Image: Christie Pits (1933), City of Toronto Archives
It’s easy to imagine Toronto as removed from the violence of anti-semitism and the rise of Adolf Hitler, but on an August evening in 1933, the animosity that troubled the streets of Berlin emerged in Toronto during a baseball game at Christie Pits. Earlier in 1933, Adolf Hitler emerged as the winner of the German election with a populist platform that promised the return of good fortune and pride to Germany after a decade and a half of economic misery. The riot that ensued in Toronto was a reflection of the global spread of Hitler’s white supremacist views.
During a neighbourhood baseball game between the Harbord Playground team and another represented by St.Peter’s church a couple of days before the brawl, someone pulled out a white flag containing a swastika. The action mobilized supporters and opponents of the Nazi Party. Up to 10,000 people converged upon the park as the game suddenly became a platform for racial politics, and soon enough, young men brawled for over five hours in what the Toronto Daily Star called “one of the worst free-for-alls ever seen in the city.”
Stabbings and beatings forced several young men on both sides to go to Toronto Western Hospital, many of whom were simply bystanders drawn by the crowd. The Daily Star claimed that the violence was due in part to many in the crowd chanting “Heil, Hitler”, the common Nazi German salute, towards those the Germans had already begun victimizing.

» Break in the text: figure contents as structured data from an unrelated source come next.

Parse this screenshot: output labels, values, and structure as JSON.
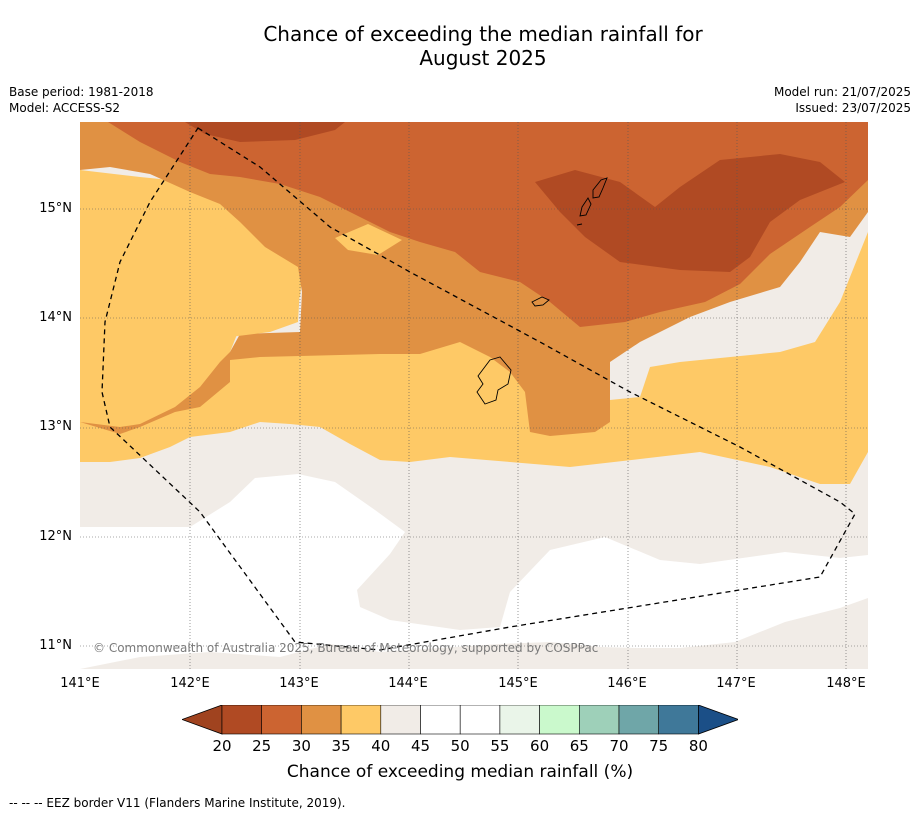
{
  "title": {
    "line1": "Chance of exceeding the median rainfall for",
    "line2": "August 2025"
  },
  "meta_left": {
    "base_period": "Base period: 1981-2018",
    "model": "Model: ACCESS-S2"
  },
  "meta_right": {
    "model_run": "Model run: 21/07/2025",
    "issued": "Issued: 23/07/2025"
  },
  "map": {
    "lat_labels": [
      "15°N",
      "14°N",
      "13°N",
      "12°N",
      "11°N"
    ],
    "lon_labels": [
      "141°E",
      "142°E",
      "143°E",
      "144°E",
      "145°E",
      "146°E",
      "147°E",
      "148°E"
    ],
    "copyright": "© Commonwealth of Australia 2025, Bureau of Meteorology, supported by COSPPac"
  },
  "colorbar": {
    "ticks": [
      "20",
      "25",
      "30",
      "35",
      "40",
      "45",
      "50",
      "55",
      "60",
      "65",
      "70",
      "75",
      "80"
    ],
    "colors": [
      "#a0431f",
      "#b04a23",
      "#cc6431",
      "#e09143",
      "#fec966",
      "#f1ece7",
      "#ffffff",
      "#ffffff",
      "#eaf5e9",
      "#caf9cc",
      "#9ed0b9",
      "#6fa6a8",
      "#3f7899",
      "#1b4f87"
    ],
    "title": "Chance of exceeding median rainfall (%)"
  },
  "footnote": "--  --  -- EEZ border V11 (Flanders Marine Institute, 2019)."
}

That very year, Adolf Hitler kickstarted twelve years of persecution, violence and genocide against Jews, Roma, Jehovah’s Witnesses, homosexuals and political dissidents, though even his supporters could not have predicted the horrific extent of the Third Reich.
Even after using horses, billie clubs, and even exhaust smoke from motorcycles, the crowds at Christie Pits failed to disperse in an orderly manner. Only at 2am did the fighting begin to dissipate.
According to the Toronto Daily Star, “[h]eads were opened, eyes blacked and bodies thumped and battered as literally dozens of persons, young and old, many of them non-combatant spectators, were injured more or less seriously by a variety of ugly weapons in the hands of wild-eyed and irresponsible young hoodlums, both Jewish and Gentile.”
Recently, author Jamie Michael and illustrator Doug Fedrau published a graphic novel called Christie Pits, about the riots. The book examines both the events as well as the social climate of Toronto and Nazi Germany at the time.